Читать «За полвека. Воспоминания» онлайн - страница 4

Петр Дмитриевич Боборыкин

Нельзя придумать более доступного, демократического заведения! Оно было им и по составу учеников, как везде. За исключением крепостных, принимали из всех податных сословий. Но дворяне и крупные чиновники не пренебрегали гимназией для детей своих, и в нашем классе очутилось больше трети барских детей, некоторые из самых первых домов в городе. А рядом — дети купцов, мелких приказных — мещан и вольноотпущенных. Один из наших одноклассников оказался сыном бывшего дворового отца своего товарища. И они были, разумеется, на «ты»…

Наша гимназия была вроде той, какая описана у меня в первых двух книгах «В путь-дорогу».

Но когда я писал этот роман, я еще близко стоял ко времени моей юности. Краски наложены, быть может, гуще, чем бы я это сделал теперь. В общем верно, но полной объективности еще нет.
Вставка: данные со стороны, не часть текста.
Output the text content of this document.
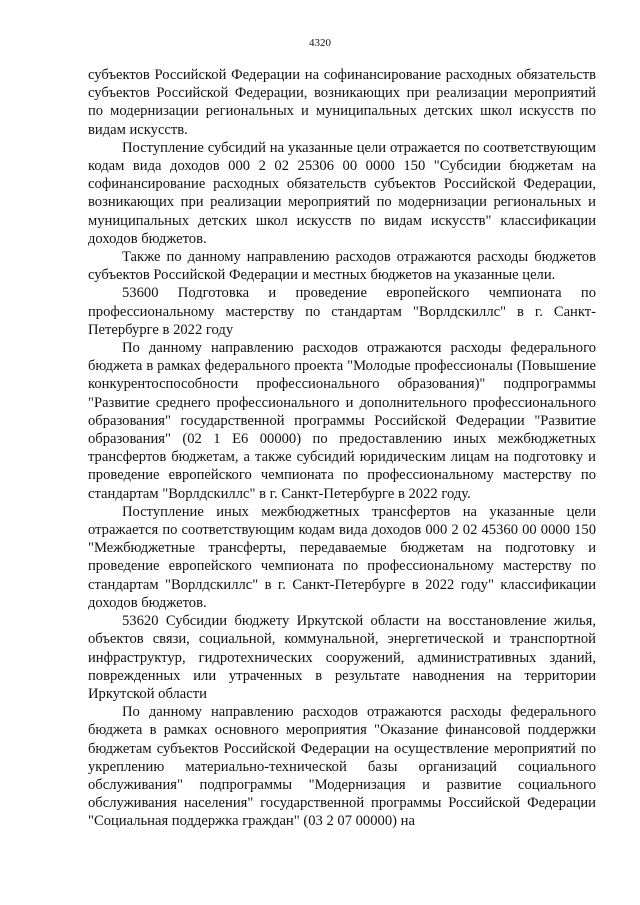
4320

субъектов Российской Федерации на софинансирование расходных обязательств субъектов Российской Федерации, возникающих при реализации мероприятий по модернизации региональных и муниципальных детских школ искусств по видам искусств.

Поступление субсидий на указанные цели отражается по соответствующим кодам вида доходов 000 2 02 25306 00 0000 150 "Субсидии бюджетам на софинансирование расходных обязательств субъектов Российской Федерации, возникающих при реализации мероприятий по модернизации региональных и муниципальных детских школ искусств по видам искусств" классификации доходов бюджетов.

Также по данному направлению расходов отражаются расходы бюджетов субъектов Российской Федерации и местных бюджетов на указанные цели.

53600 Подготовка и проведение европейского чемпионата по профессиональному мастерству по стандартам "Ворлдскиллс" в г. Санкт-Петербурге в 2022 году

По данному направлению расходов отражаются расходы федерального бюджета в рамках федерального проекта "Молодые профессионалы (Повышение конкурентоспособности профессионального образования)" подпрограммы "Развитие среднего профессионального и дополнительного профессионального образования" государственной программы Российской Федерации "Развитие образования" (02 1 Е6 00000) по предоставлению иных межбюджетных трансфертов бюджетам, а также субсидий юридическим лицам на подготовку и проведение европейского чемпионата по профессиональному мастерству по стандартам "Ворлдскиллс" в г. Санкт-Петербурге в 2022 году.

Поступление иных межбюджетных трансфертов на указанные цели отражается по соответствующим кодам вида доходов 000 2 02 45360 00 0000 150 "Межбюджетные трансферты, передаваемые бюджетам на подготовку и проведение европейского чемпионата по профессиональному мастерству по стандартам "Ворлдскиллс" в г. Санкт-Петербурге в 2022 году" классификации доходов бюджетов.

53620 Субсидии бюджету Иркутской области на восстановление жилья, объектов связи, социальной, коммунальной, энергетической и транспортной инфраструктур, гидротехнических сооружений, административных зданий, поврежденных или утраченных в результате наводнения на территории Иркутской области

По данному направлению расходов отражаются расходы федерального бюджета в рамках основного мероприятия "Оказание финансовой поддержки бюджетам субъектов Российской Федерации на осуществление мероприятий по укреплению материально-технической базы организаций социального обслуживания" подпрограммы "Модернизация и развитие социального обслуживания населения" государственной программы Российской Федерации "Социальная поддержка граждан" (03 2 07 00000) на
Если все сообразить и одно к другому прикинуть, то выйдет, что все было еще гораздо лучше, чем могло бы быть, и при этом не забывать, какое тогда стояло время.

Начать с того, что мы, мальчуганами по десятому году, уже готовили себя к долголетнему ученью и добровольно. Если б я упрашивал мать; «Готовьте меня в гусары», очень возможно, что меня отдали бы в кадеты. Но меня еще за год до поступления в первый класс учил латыни бывший приемыш-воспитанник моей тетки, кончивший курс в нашей же гимназии.

И я без всякого отвращения склонял «mensa» (стол) и спрягал «ато» (люблю), повторяя вслух «amaturus, amatura, amaturum, sim, sis, sit», и когда поступил, то знал уже наизусть Эзоповскую басню о двух раках: «Cancrum retrogradum monebat pater…» (Рак поучает сына, привыкшего пятиться задом.) Некоторых из нас рано стали учить и новым языкам; но не это завлекало, не о светских успехах мечтали мы, а о том, что будем сначала гимназисты, а потом студенты. Да! Мечтали, и это великое дело! Студент рисовался нам как высшая ступень для того, кто учится. Он и учится и «большой». У него шпага и треугольная шляпа. Вот почему целая треть нашего класса решили сами, по четырнадцатому году, продолжать учиться латыни, без всякого давления от начальства и от родных.

Это факт характерный.

«Николаевщина» царила в русском государстве и обществе, а вот у нас, мальчуганов, не было никакого пристрастия к военщине. Из всех нас (а в классе было до тридцати человек) только двое собирались в юнкера: процент — ничтожный, если взять в соображение, какое это было время.

Но дело в том, что общий гнет совсем не чувствовался нами так, как принято признавать до сих пор в русской публицистике.

Меня дома держали строже, чем кого-либо из моих одноклассников; но эта строгость была больше внешняя, да и то по известным только пунктам. Самый главный, от которого приходилось всего обиднее, это — надзор, в виде гувернера, запрет ходить одному по улице, посещать своих товарищей без дозволения. Но на таком «положении» был едва ли не я один во всем классе. Остальные — особенно дети мелких чиновников и разночинцев — пользовались большой свободой. Да и в гимназии мы не знали настоящего гнета. Начальство, когда мы стали подрастать, то есть директор и инспектор, не внушало нам страха. Мы над ними, за глаза, подсмеивались. Секли в нашей гимназии только до четвертого класса. Да и большинство никогда не проходило через эти экзекуции. Учили нас плохо, духовное влияние учителей было малое. В этом картина классной жизни в романе «В путь-дорогу» достаточна верна.